With a view of saving consumers around £40m-£60m per year, the FCA is targeting firms who have been charging backdated interest on money that has been repaid by the customer during the BNPL period.

Firms will be required to provide better information on the BNPL offers, reflecting both the risks and benefits of the product in a more balanced manner. In addition, firms will be required to prompt consumers when the offer period is about to end – giving them time to repay the credit before incurred interest.

Current BNPL schemes typically last up to 12 months, during which consumers do not have to make payments and are not charged interest. However if the customer fails to repay the full amount within this period, then interest will be charged from the date of purchase. Consumers who repay part but not the entire amount owed are still charged backdated interest on that part.

Rent to own

On 1 April this year, the Financial Conduct Authority (FCA) introduced a price cap intended to protect vulnerable customers in the UK in the rent-to-own (RTO) sector.

The price cap comes from FCA concerns over the excessive pricing of rent-to-own products, potentially exploited against people who may not fully understand the payment structure.

In the policy statement, the FCA confirmed details such as setting a total credit cap of 100%, introducing a requirement on firms to benchmark base prices against the prices charged by three mainstream retailers, and preventing firms increasing their prices for insurance premiums to recoup lost revenue from the price cap.

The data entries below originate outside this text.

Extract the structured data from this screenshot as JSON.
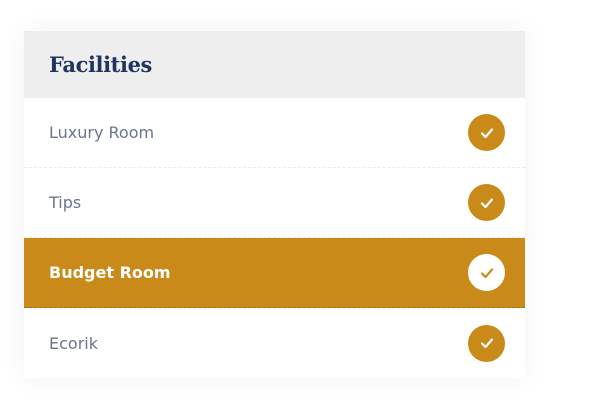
{
  "widget": {
    "title": "Facilities"
  },
  "facilities": [
    {
      "label": "Luxury Room",
      "icon": "check-icon",
      "active": false
    },
    {
      "label": "Tips",
      "icon": "check-icon",
      "active": false
    },
    {
      "label": "Budget Room",
      "icon": "check-icon",
      "active": true
    },
    {
      "label": "Ecorik",
      "icon": "check-icon",
      "active": false
    }
  ],
  "colors": {
    "accent": "#c98a19",
    "title": "#1f3560",
    "item_text": "#6b7590",
    "header_bg": "#eeeeee"
  }
}
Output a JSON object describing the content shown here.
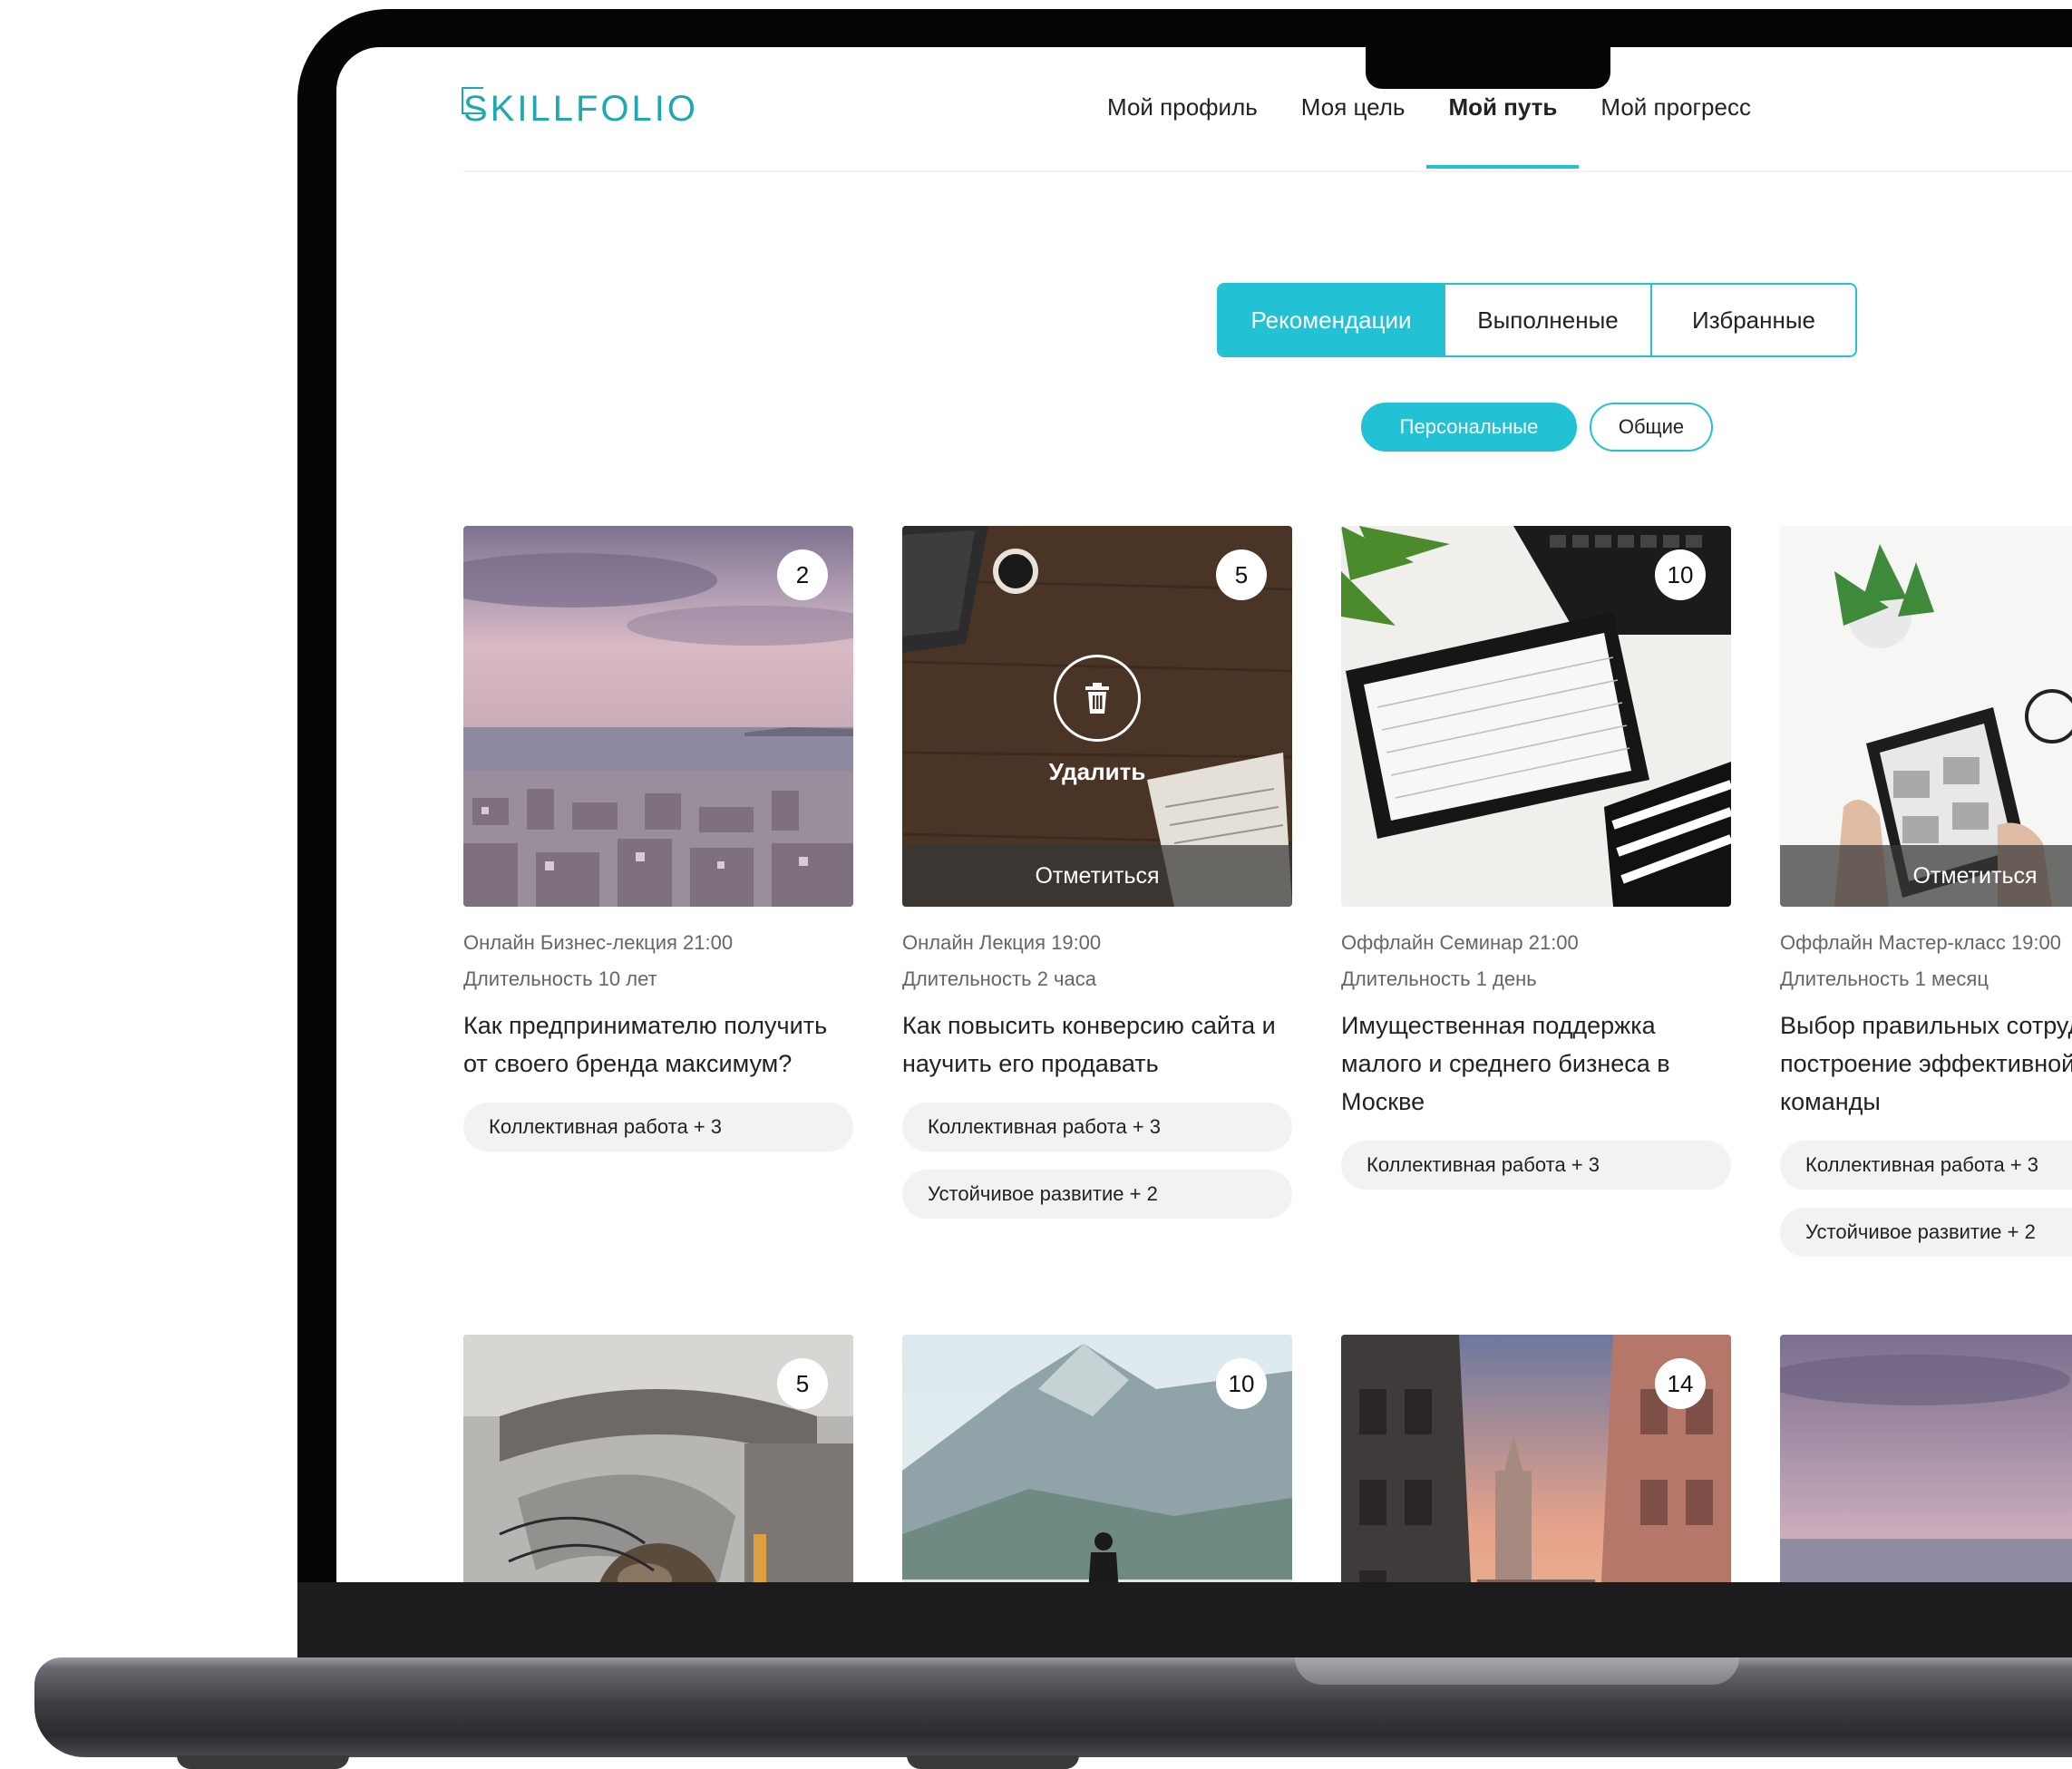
{
  "brand": {
    "logo": "SKILLFOLIO",
    "accent": "#23c1d4",
    "logo_color": "#20a8b0"
  },
  "nav": {
    "items": [
      {
        "label": "Мой профиль"
      },
      {
        "label": "Моя цель"
      },
      {
        "label": "Мой путь",
        "active": true
      },
      {
        "label": "Мой прогресс"
      }
    ]
  },
  "tabs": [
    {
      "label": "Рекомендации",
      "active": true
    },
    {
      "label": "Выполненые"
    },
    {
      "label": "Избранные"
    }
  ],
  "filters": [
    {
      "label": "Персональные",
      "active": true
    },
    {
      "label": "Общие"
    }
  ],
  "cards": [
    {
      "count": "2",
      "meta": "Онлайн Бизнес-лекция 21:00",
      "duration": "Длительность 10 лет",
      "title": "Как предпринимателю получить от своего бренда максимум?",
      "tags": [
        "Коллективная работа + 3"
      ]
    },
    {
      "count": "5",
      "meta": "Онлайн Лекция 19:00",
      "duration": "Длительность 2 часа",
      "title": "Как повысить конверсию сайта и научить его продавать",
      "tags": [
        "Коллективная работа + 3",
        "Устойчивое развитие + 2"
      ],
      "delete_label": "Удалить",
      "overlay_label": "Отметиться"
    },
    {
      "count": "10",
      "meta": "Оффлайн Семинар 21:00",
      "duration": "Длительность 1 день",
      "title": "Имущественная поддержка малого и среднего бизнеса в Москве",
      "tags": [
        "Коллективная работа + 3"
      ]
    },
    {
      "count": "",
      "meta": "Оффлайн Мастер-класс 19:00",
      "duration": "Длительность 1 месяц",
      "title": "Выбор правильных сотрудников и построение эффективной команды",
      "tags": [
        "Коллективная работа + 3",
        "Устойчивое развитие + 2"
      ],
      "overlay_label": "Отметиться"
    },
    {
      "count": "5"
    },
    {
      "count": "10"
    },
    {
      "count": "14"
    },
    {
      "count": ""
    }
  ]
}
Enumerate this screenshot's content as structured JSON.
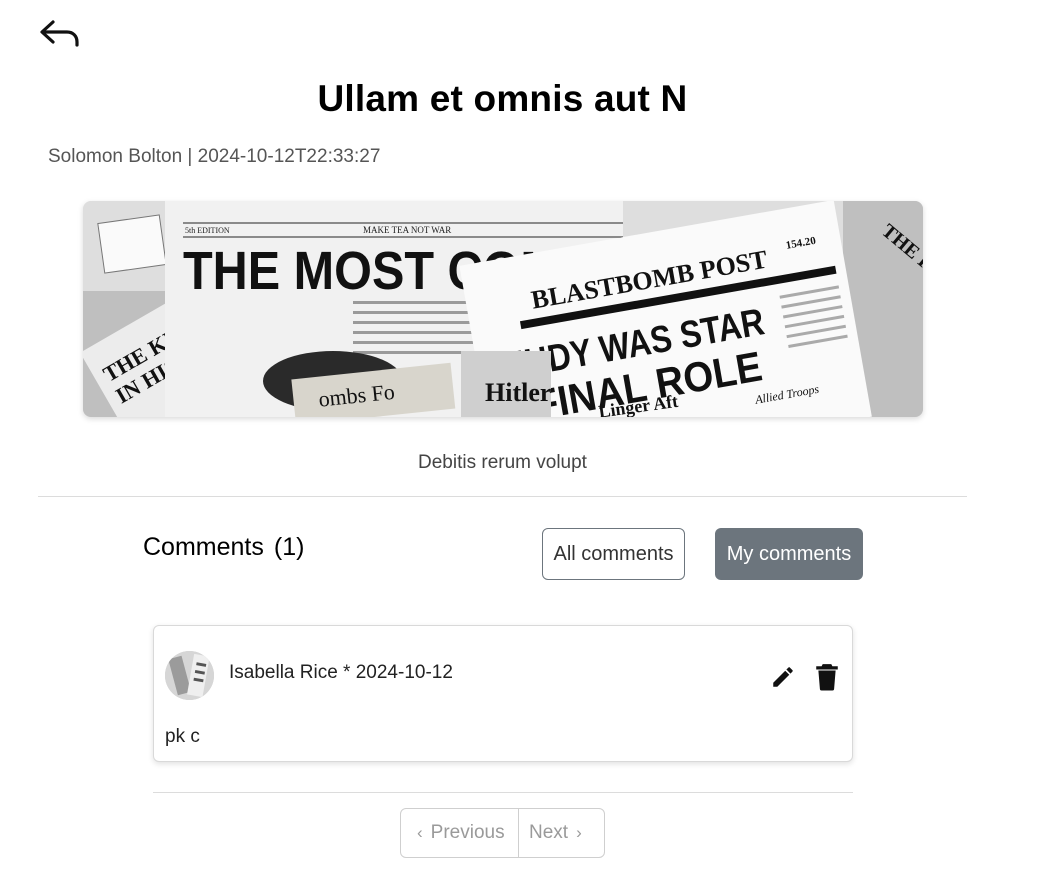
{
  "post": {
    "title": "Ullam et omnis aut N",
    "meta": "Solomon Bolton | 2024-10-12T22:33:27",
    "caption": "Debitis rerum volupt",
    "image": {
      "masthead": "MAKE TEA NOT WAR",
      "edition": "5th EDITION",
      "headline1": "THE MOST COMPL",
      "paper2": "BLASTBOMB POST",
      "headline2a": "JUDY WAS STAR",
      "headline2b": "FINAL ROLE",
      "side1": "THE KING D",
      "side2": "IN HIS SLEE",
      "side3": "THE K",
      "snippet1": "ombs Fo",
      "snippet2": "Hitler",
      "snippet3": "Linger Aft",
      "snippet4": "Allied Troops",
      "price": "154.20"
    }
  },
  "comments": {
    "label": "Comments",
    "count": "(1)",
    "filter_all": "All comments",
    "filter_mine": "My comments",
    "items": [
      {
        "author_date": "Isabella Rice * 2024-10-12",
        "text": "pk c"
      }
    ]
  },
  "pagination": {
    "previous": "Previous",
    "next": "Next"
  },
  "icons": {
    "back": "back-arrow-icon",
    "edit": "pencil-icon",
    "delete": "trash-icon"
  },
  "colors": {
    "active_filter": "#6c757d"
  }
}
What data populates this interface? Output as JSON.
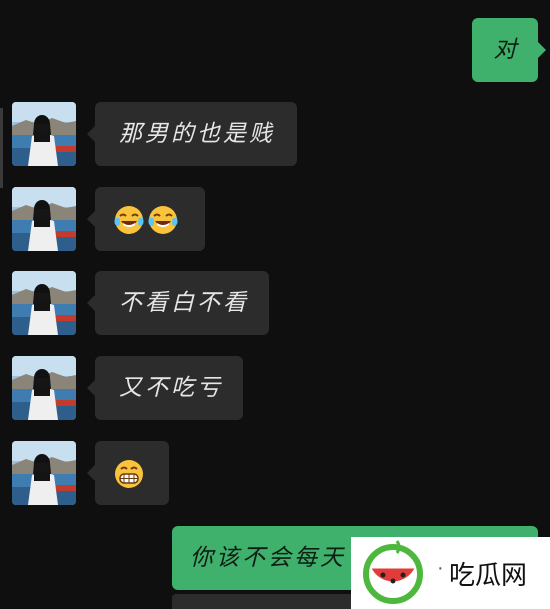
{
  "messages": {
    "m1_out": "对",
    "m2_in": "那男的也是贱",
    "m3_in_emoji": [
      "crying-laughing-face-icon",
      "crying-laughing-face-icon"
    ],
    "m4_in": "不看白不看",
    "m5_in": "又不吃亏",
    "m6_in_emoji": [
      "grimacing-face-icon"
    ],
    "m7_out_partial": "你该不会每天"
  },
  "watermark": {
    "text": "吃瓜网",
    "dot": "·"
  },
  "colors": {
    "background": "#0f0f0f",
    "incoming_bubble": "#2c2c2c",
    "outgoing_bubble": "#3fb16d",
    "watermark_green": "#4db83d",
    "watermark_red": "#e23b3b"
  }
}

A 100% price cap would mean that consumers do not pay credit costs (total interest payable) that are higher than the price of the product, including delivery and installation.

Motor Finance

So what does this mean for motor finance?

In March, Jonathan Davidson, executive director of supervision – retail and authorisations at the FCA, reaffirmed the regulator’s focus on affordability, business models and culture in the consumer credit sector.

Davidson said that growth in the sector has slowed, increasing 6.5% over the last 12 months according to the latest figures from the Bank of England. The sector, however, remains “by far and away” the largest sector in terms of the number of firms the FCA supervises, with approximately 40,000 authorised businesses.

He also noted the uncertain economic environment facing UK businesses, but reassures firms that “while Brexit adds to this uncertainty, the one thing that is certain is that the day after Brexit will not change the way we regulate your companies”.

The FCA focus on business models formed the basis of its investigation into the motor finance industry, according to Davidson. He said the investigation “raised serious concerns about the way in which lenders in the motor finance market are choosing to reward car retailers and other credit brokers for business”, despite apparent efforts from the Finance & Leasing Association (FLA) and its members to move the industry away from questionable business models.

The relending and the guarantor loans markets have attracted the regulator’s attention with regards to affordability. The FCA has observed high levels of relending in all areas of high cost credit, while a dramatic increase has been seen in the use of guarantor loans by consumers.

“We will be doing further work to understand both the motivation for, and the impact of, relending on both consumers and firms,” said Davidson. “These levels of relending raise questions about the adequacy of creditworthiness assessments and its appropriateness for the consumer.”

Balances on guarantor loans, according to the speech, are fast approaching £1bn – more than double the figure recorded in 2016. Davidson indicated concerns surrounding affordability and “evidence that guarantors may not understand how likely it is that they will be called upon to make a payment”.

The speech also stresses the importance of a ‘healthy culture’ at businesses, encouraging companies to take note of the Senior Managers and Certification Regime (SM&CR). “Culture is a root cause driver of behaviours and outcomes in firms. Culture eats strategy for breakfast,” Davidson said.